Espace Medina, Dakar

Espace Medina, Dakar, Senegal

The exhibition was part of the art festival Partcours, an annual cultural event in Dakar. It consisted of fourteen new paintings on canvas and textile, in addition to a photo book. All the works were a reworking of the material I collected in Saint-Louis that same year, where through painting I attempted to convey a visual essence of my experiences and my perspective: My perspective as a Western European and as a woman.

n February 2022, I participated in a one-month artist residency at the Waaw Institute of Art in Saint-Louis, Senegal. After a long drive from Dakar, the first thing that greeted me in Saint-Louis was a trampled fur-lined Gucci sandal. A motif that, for me, holds many layers of meaning and, in a way, came to summarize my entire stay. This was my fifth time in Africa, but culturally, it was the most different.
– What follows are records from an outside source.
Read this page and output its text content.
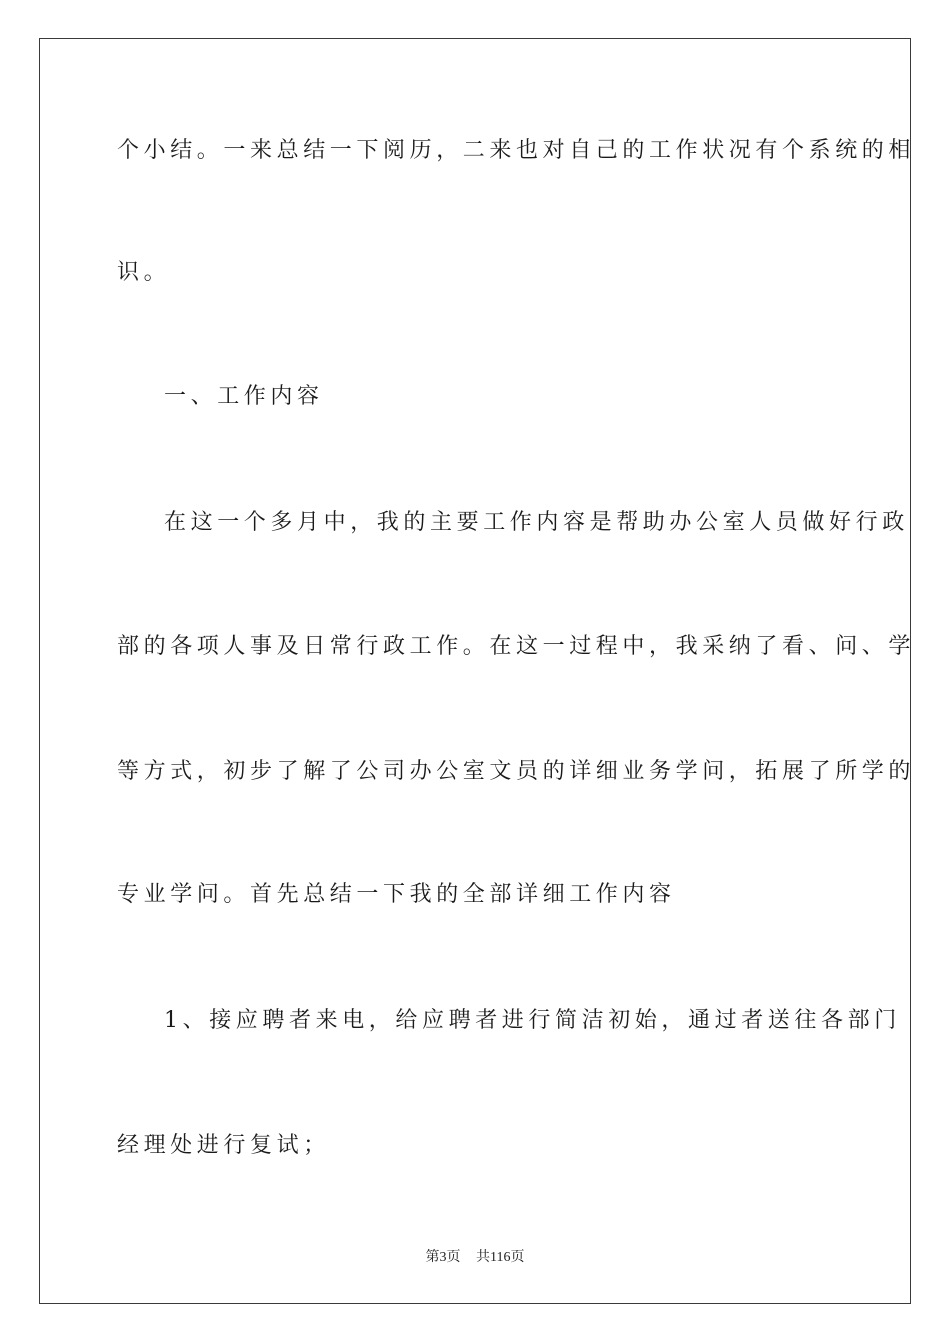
个小结。一来总结一下阅历，二来也对自己的工作状况有个系统的相
识。
一、工作内容
在这一个多月中，我的主要工作内容是帮助办公室人员做好行政
部的各项人事及日常行政工作。在这一过程中，我采纳了看、问、学
等方式，初步了解了公司办公室文员的详细业务学问，拓展了所学的
专业学问。首先总结一下我的全部详细工作内容
1、接应聘者来电，给应聘者进行简洁初始，通过者送往各部门
经理处进行复试；
第3页 共116页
The purpose of my stay in Saint-Louis was to work with postcolonial architecture and wall paintings. After a few days, I quickly became interested in people’s sense of fashion and the generally well-dressed population. I perceived the widespread use of counterfeit luxury brands from major European fashion houses as a kind of democratization of fashion – a freedom within the unregulated. This stands in stark contrast to Norway, where everything is so regulated, and the sale of replicas is prohibited.
But it’s not just fashion that is unregulated – the entire society largely consists of small micro-businesses: selling baguettes from the trunk of a car, pop-up cafés/restaurants wherever space allows, traveling tailors. I see these micro-businesses as a way for people to take control of their own situation. From my perspective, it feels like freedom – though from the outside, our welfare state in Norway would be seen as freedom. Because we have the freedom to choose.